The booming voice
When I was seven, our family moved to West Lafayette. My mother and father wanted us to have access to the good schools in the midwest. At the time, I had no idea that my father had a booming voice. It wasn't until he took us to a Purdue basketball game that I discovered (to my then embarrassment) that my father was a loud, boisterous basketball fan. He, along with many of the fans around us, would yell out encouragements to the Boilermaker players and disagreements with the refs over bad calls. I can remember telling my dad, "I don't think you should be so loud, Papa." He just laughed.

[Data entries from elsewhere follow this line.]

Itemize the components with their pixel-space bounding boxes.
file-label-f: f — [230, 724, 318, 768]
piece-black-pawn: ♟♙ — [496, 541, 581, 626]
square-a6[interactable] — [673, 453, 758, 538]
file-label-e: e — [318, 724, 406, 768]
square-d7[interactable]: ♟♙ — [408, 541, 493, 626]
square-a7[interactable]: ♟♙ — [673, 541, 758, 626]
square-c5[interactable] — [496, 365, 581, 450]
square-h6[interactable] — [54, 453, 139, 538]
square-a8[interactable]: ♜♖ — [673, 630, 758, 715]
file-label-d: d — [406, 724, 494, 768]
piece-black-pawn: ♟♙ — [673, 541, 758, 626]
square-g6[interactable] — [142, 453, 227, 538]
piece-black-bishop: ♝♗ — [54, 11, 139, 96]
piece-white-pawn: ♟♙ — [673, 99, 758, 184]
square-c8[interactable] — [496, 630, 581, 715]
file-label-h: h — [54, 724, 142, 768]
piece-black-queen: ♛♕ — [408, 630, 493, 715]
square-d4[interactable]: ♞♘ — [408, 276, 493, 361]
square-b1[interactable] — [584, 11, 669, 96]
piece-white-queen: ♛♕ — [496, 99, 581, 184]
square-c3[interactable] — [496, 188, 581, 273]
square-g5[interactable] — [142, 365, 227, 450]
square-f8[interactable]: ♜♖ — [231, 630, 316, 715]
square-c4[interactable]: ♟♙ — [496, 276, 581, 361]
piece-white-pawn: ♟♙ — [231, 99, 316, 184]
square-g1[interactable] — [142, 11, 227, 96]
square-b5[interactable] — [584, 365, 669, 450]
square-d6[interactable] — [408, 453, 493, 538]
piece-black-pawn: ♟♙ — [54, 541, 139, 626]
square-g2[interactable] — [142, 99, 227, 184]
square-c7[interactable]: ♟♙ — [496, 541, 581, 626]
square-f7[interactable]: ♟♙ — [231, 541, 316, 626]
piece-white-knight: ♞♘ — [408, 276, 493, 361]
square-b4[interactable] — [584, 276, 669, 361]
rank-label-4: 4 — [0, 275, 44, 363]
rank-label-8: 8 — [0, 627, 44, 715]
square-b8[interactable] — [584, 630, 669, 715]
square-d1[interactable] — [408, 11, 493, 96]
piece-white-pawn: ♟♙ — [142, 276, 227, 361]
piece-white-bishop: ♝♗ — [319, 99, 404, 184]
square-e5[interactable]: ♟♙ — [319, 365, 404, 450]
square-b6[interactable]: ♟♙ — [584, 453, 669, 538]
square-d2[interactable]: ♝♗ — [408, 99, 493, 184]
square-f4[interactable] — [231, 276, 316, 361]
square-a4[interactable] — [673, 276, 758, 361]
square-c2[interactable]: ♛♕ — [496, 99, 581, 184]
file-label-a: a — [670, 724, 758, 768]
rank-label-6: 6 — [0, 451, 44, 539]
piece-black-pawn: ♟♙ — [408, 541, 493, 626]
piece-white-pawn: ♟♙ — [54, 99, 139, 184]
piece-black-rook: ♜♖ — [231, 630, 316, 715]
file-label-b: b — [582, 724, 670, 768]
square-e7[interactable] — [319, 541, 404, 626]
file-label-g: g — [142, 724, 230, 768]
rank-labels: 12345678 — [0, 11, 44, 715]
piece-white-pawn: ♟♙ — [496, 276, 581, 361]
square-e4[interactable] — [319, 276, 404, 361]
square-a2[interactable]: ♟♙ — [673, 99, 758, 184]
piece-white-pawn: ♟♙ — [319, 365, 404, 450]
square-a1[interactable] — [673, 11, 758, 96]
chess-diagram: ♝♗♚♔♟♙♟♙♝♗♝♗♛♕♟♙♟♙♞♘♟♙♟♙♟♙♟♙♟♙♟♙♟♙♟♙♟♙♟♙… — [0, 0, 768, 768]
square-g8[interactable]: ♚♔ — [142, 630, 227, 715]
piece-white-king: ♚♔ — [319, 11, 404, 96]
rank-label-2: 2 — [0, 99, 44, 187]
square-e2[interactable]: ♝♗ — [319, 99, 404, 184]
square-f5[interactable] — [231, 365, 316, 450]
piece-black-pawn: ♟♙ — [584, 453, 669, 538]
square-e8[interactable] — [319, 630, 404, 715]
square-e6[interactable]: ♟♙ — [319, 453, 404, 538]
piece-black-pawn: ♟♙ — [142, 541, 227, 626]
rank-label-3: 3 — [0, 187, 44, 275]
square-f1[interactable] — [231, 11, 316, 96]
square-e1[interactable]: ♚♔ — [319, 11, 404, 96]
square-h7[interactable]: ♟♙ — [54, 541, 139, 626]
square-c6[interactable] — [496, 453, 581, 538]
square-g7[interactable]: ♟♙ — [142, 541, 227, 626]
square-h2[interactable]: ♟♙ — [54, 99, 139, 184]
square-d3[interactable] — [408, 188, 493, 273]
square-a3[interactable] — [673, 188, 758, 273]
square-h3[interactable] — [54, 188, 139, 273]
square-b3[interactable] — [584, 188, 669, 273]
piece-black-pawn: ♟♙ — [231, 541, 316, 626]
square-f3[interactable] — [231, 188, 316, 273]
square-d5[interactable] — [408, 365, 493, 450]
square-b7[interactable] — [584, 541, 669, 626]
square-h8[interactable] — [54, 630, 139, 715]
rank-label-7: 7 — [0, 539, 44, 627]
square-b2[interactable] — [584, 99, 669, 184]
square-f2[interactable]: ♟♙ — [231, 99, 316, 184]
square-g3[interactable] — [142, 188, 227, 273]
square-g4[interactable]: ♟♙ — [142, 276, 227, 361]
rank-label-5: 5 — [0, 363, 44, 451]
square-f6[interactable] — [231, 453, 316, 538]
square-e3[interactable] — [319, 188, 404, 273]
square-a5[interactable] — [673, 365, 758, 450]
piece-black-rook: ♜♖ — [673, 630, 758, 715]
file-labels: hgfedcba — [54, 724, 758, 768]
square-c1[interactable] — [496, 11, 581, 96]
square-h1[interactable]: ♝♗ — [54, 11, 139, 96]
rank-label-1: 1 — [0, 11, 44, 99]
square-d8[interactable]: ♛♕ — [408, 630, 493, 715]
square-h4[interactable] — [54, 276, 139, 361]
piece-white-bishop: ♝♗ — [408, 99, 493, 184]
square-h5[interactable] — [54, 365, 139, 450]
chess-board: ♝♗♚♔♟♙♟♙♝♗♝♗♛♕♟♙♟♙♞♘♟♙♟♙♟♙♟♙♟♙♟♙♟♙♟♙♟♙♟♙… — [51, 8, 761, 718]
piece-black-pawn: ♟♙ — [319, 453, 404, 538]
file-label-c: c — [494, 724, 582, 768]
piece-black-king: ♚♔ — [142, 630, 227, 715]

Over the next decade and more, I became a Purdue Boilermaker basketball fan (much to the dismay of my Illinois friends my freshman year at the University of Illinois) and even joined my dad (albeit at probably a lower volume) in the cheers.
My father also introduced me to volleyball at a fairly young age. I think I was 9 years old when he invited me to come play with his group of faculty colleagues and students at the co-rec gymnasium. Tina was there as well (at least at first). It amazes me to this day how patient the others were with having inexperienced kids come out to play at what was their twice-weekly exercise. Out there on the volleyball court, my dad would shout out (in his booming voice) instructions. "I got it!" "This set is for you!" "Help!"
He was easily the loudest voice in the gymnasium and it seemed to me that he directed the play and kept the game going. He usually played setter in a 4-2 offense, served underhand and was fairly sound fundamentally.
Many years later, when I was in grad school, I had my own volleyball club. I invited my dad to come out one evening and play with us when he and my mother were in town visiting me. I will never forget that night. I had built upon the base of volleyball skills my father had taught me and learned to spike and serve overhand; and my team ran a 6-2 offense and middle attacks. One of my players (Paulo Acioli) deliberately hit into my block to make me look good for my dad ;-). He was not quite as loud as he had been with his own club; but my friends remarked they now knew where I got my voice from. :-)
When my parents moved to Illinois in 2004 and my father was diagnosed with Parkinson's Disease, one of the symptoms was that my dad no longer had a booming voice. I was sad to see it go away; I will never forget it.